Thank You all for everything, truly, thank you to those have cared, who have worried, who have loved, who have cried... Thank you to the friend who found me in the woods, thank you to the friend that stayed at my house and made my bed waiting for me to return. Thank you to the community members who have given their time and efforts, thank you to the people who have reached out, thank you to my roommates for all that they are. Thank you, but I don't know if I have any more worthy stories left. I know it's been painful, because this isn't a love story but a manic story on love. And perhaps it's laughable to some that I still say I love, but I'm trying my softest to keep breathing in the name of love... And I'm so sorry for not writing a better ending; if my world ends tomorrow I will come back as a cherry blossom tree my next lifetime... I think the west and white supremacy either infantilizes or villainies suicide, but I'm still coping with being alive after feeling so undeserving of a safe home to be. So I embrace this pain, I will honour my hurt, and then maybe I can bury it here and put my grief to rest, before I get buried myself... The Buddha sat under a tree for 49 days until he awakened to enlightenment, and when demanded evidence of his heart he said, "the Earth is my witness".


Below attached is a play/dance/musical that I co-wrote, co-directed, and choreographed back in high school about 6/7 years ago. It's titled 'Flowers In The Shade' and it was contextually based on one of my painful realizations/transformations back then. I wanted to include this to honour my life as an artist and a lover to this world. I apologize for the hurt I've caused, and I offer this story because of its softer endings...

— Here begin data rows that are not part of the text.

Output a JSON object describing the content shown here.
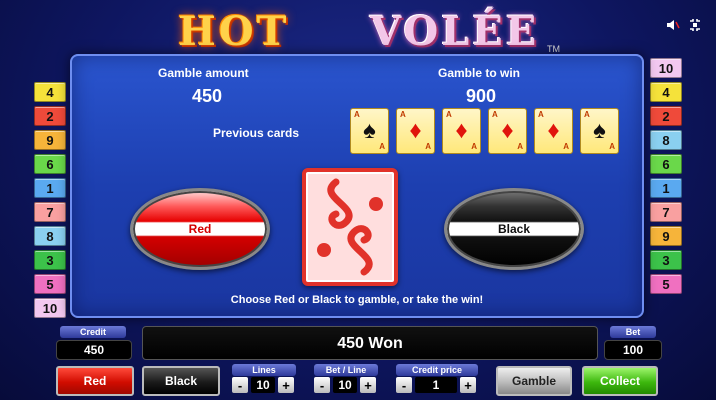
{
  "logo": {
    "hot": "HOT",
    "volee": "VOLÉE",
    "tm": "TM"
  },
  "top_icons": [
    "speaker-icon",
    "settings-icon"
  ],
  "left_lines": [
    {
      "n": "4",
      "color": "#f5e23a"
    },
    {
      "n": "2",
      "color": "#ef4a3a"
    },
    {
      "n": "9",
      "color": "#f6b43a"
    },
    {
      "n": "6",
      "color": "#6ad84a"
    },
    {
      "n": "1",
      "color": "#5aa9f0"
    },
    {
      "n": "7",
      "color": "#f9a0a0"
    },
    {
      "n": "8",
      "color": "#8ad0f0"
    },
    {
      "n": "3",
      "color": "#3cc24a"
    },
    {
      "n": "5",
      "color": "#f070c0"
    },
    {
      "n": "10",
      "color": "#f3c8f0"
    }
  ],
  "right_lines": [
    {
      "n": "10",
      "color": "#f3c8f0"
    },
    {
      "n": "4",
      "color": "#f5e23a"
    },
    {
      "n": "2",
      "color": "#ef4a3a"
    },
    {
      "n": "8",
      "color": "#8ad0f0"
    },
    {
      "n": "6",
      "color": "#6ad84a"
    },
    {
      "n": "1",
      "color": "#5aa9f0"
    },
    {
      "n": "7",
      "color": "#f9a0a0"
    },
    {
      "n": "9",
      "color": "#f6b43a"
    },
    {
      "n": "3",
      "color": "#3cc24a"
    },
    {
      "n": "5",
      "color": "#f070c0"
    }
  ],
  "gamble": {
    "amount_label": "Gamble amount",
    "amount_value": "450",
    "to_win_label": "Gamble to win",
    "to_win_value": "900",
    "previous_label": "Previous cards",
    "previous_cards": [
      {
        "rank": "A",
        "suit": "♠",
        "color": "black"
      },
      {
        "rank": "A",
        "suit": "♦",
        "color": "red"
      },
      {
        "rank": "A",
        "suit": "♦",
        "color": "red"
      },
      {
        "rank": "A",
        "suit": "♦",
        "color": "red"
      },
      {
        "rank": "A",
        "suit": "♦",
        "color": "red"
      },
      {
        "rank": "A",
        "suit": "♠",
        "color": "black"
      }
    ],
    "red_label": "Red",
    "black_label": "Black",
    "hint": "Choose Red or Black to gamble, or take the win!"
  },
  "bottom": {
    "credit_label": "Credit",
    "credit_value": "450",
    "message": "450 Won",
    "bet_label": "Bet",
    "bet_value": "100",
    "red_btn": "Red",
    "black_btn": "Black",
    "lines_label": "Lines",
    "lines_value": "10",
    "bet_line_label": "Bet / Line",
    "bet_line_value": "10",
    "credit_price_label": "Credit price",
    "credit_price_value": "1",
    "gamble_btn": "Gamble",
    "collect_btn": "Collect",
    "minus": "-",
    "plus": "+"
  }
}
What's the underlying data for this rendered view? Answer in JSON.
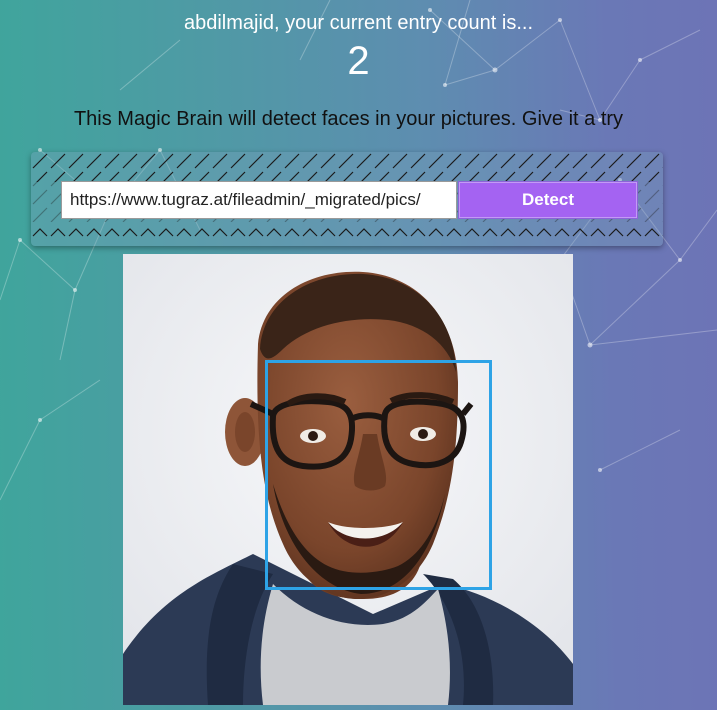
{
  "header": {
    "entry_text": "abdilmajid, your current entry count is...",
    "entry_count": "2"
  },
  "intro": {
    "text": "This Magic Brain will detect faces in your pictures. Give it a try"
  },
  "image_form": {
    "url_value": "https://www.tugraz.at/fileadmin/_migrated/pics/",
    "detect_label": "Detect"
  },
  "result": {
    "face_count": 1
  },
  "colors": {
    "gradient_start": "#3fa59c",
    "gradient_end": "#6d74b6",
    "detect_button": "#a463f2",
    "face_box": "#2ea3e6"
  }
}
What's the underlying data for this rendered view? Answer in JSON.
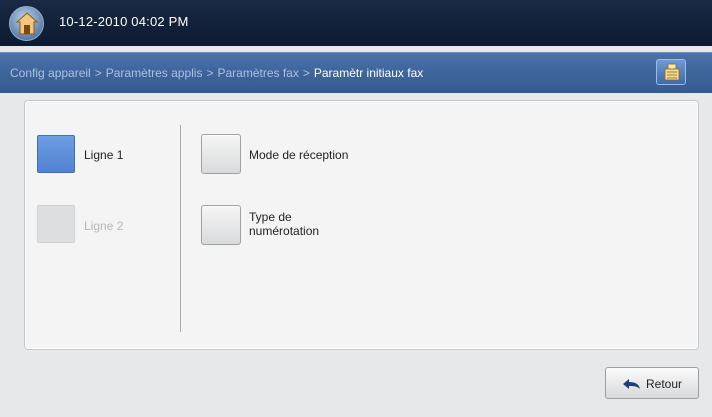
{
  "header": {
    "datetime": "10-12-2010 04:02 PM"
  },
  "breadcrumb": {
    "items": [
      "Config appareil",
      "Paramètres applis",
      "Paramètres fax"
    ],
    "separator": ">",
    "current": "Paramètr initiaux fax"
  },
  "lines": [
    {
      "label": "Ligne 1",
      "state": "selected"
    },
    {
      "label": "Ligne 2",
      "state": "disabled"
    }
  ],
  "options": [
    {
      "label": "Mode de réception"
    },
    {
      "label_line1": "Type de",
      "label_line2": "numérotation"
    }
  ],
  "footer": {
    "back_label": "Retour"
  },
  "icons": {
    "home": "home-icon",
    "job_status": "job-status-icon",
    "back": "undo-arrow-icon"
  },
  "colors": {
    "topbar": "#0c1a31",
    "navbar": "#3e659b",
    "selected": "#5a8cda"
  }
}
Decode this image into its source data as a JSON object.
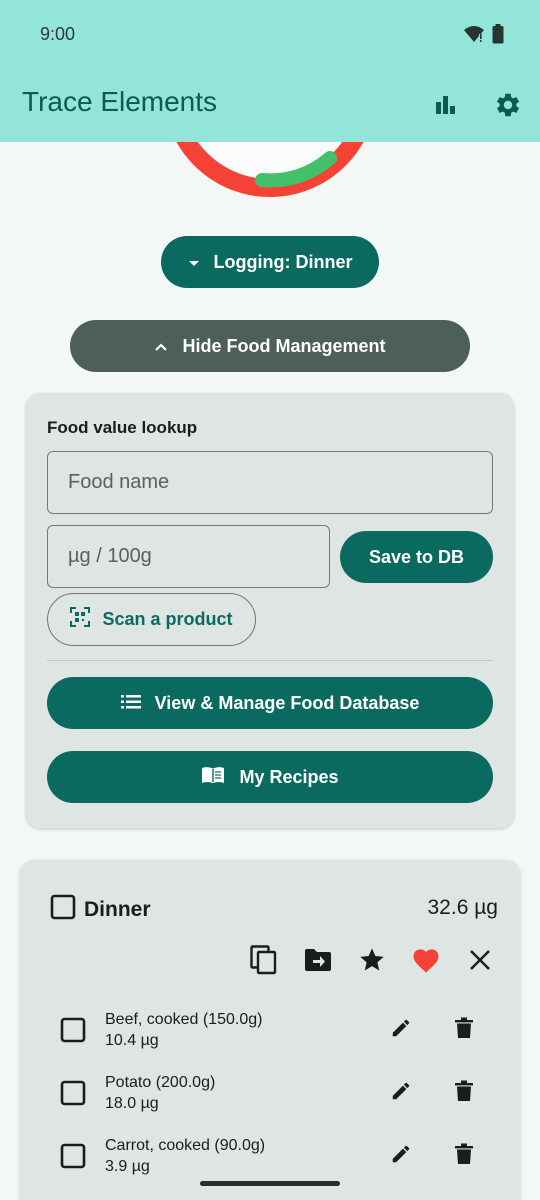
{
  "status_bar": {
    "time": "9:00",
    "icons": [
      "wifi-icon",
      "battery-icon"
    ]
  },
  "app_bar": {
    "title": "Trace Elements",
    "actions": [
      "bar-chart-icon",
      "settings-icon"
    ]
  },
  "progress_ring": {
    "colors": {
      "track": "#f44336",
      "progress": "#43c06a"
    }
  },
  "logging": {
    "label": "Logging: Dinner"
  },
  "food_management": {
    "toggle_label": "Hide Food Management"
  },
  "food_lookup": {
    "heading": "Food value lookup",
    "food_name_placeholder": "Food name",
    "value_placeholder": "µg / 100g",
    "save_label": "Save to DB",
    "scan_label": "Scan a product",
    "view_db_label": "View & Manage Food Database",
    "recipes_label": "My Recipes"
  },
  "meal": {
    "name": "Dinner",
    "total": "32.6 µg",
    "actions": [
      "copy-icon",
      "move-to-folder-icon",
      "star-icon",
      "heart-icon",
      "close-icon"
    ],
    "items": [
      {
        "name": "Beef, cooked (150.0g)",
        "amount": "10.4 µg"
      },
      {
        "name": "Potato (200.0g)",
        "amount": "18.0 µg"
      },
      {
        "name": "Carrot, cooked (90.0g)",
        "amount": "3.9 µg"
      }
    ]
  },
  "colors": {
    "primary": "#0b6a5f",
    "app_bar": "#93e5d9",
    "secondary_button": "#4d5f5b",
    "card": "#dfe5e3",
    "heart": "#f44336"
  }
}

"Dusk: a blade of honey between our shadows, draining.


I wanted to disappear - so I opened the door to a stranger's car. He was divorced. He was sobbing into his hands (hands that tasted like rust). The pink breast-cancer ribbon on his key chain swayed in the ignition. Don't we touch each other just to prove we are still here ? I was still here once. The moon, distant and flickering, trapped itself in beads of sweat on my neck. I let the fog spill through the cracked window and cover my fangs. When I left, the Buick kept sitting there, a dumb bull in pasture, its eyes searing my shadow onto the side of suburban houses. At home, I threw myself on the bed like a torch and watched the flames gnaw through my mother's house until the sky appeared, bloodshot and massive. How I wanted to be that sky - to hold every flight and fall at once...


In the shower, sweating under cold water, I scrubbed and scrubbed."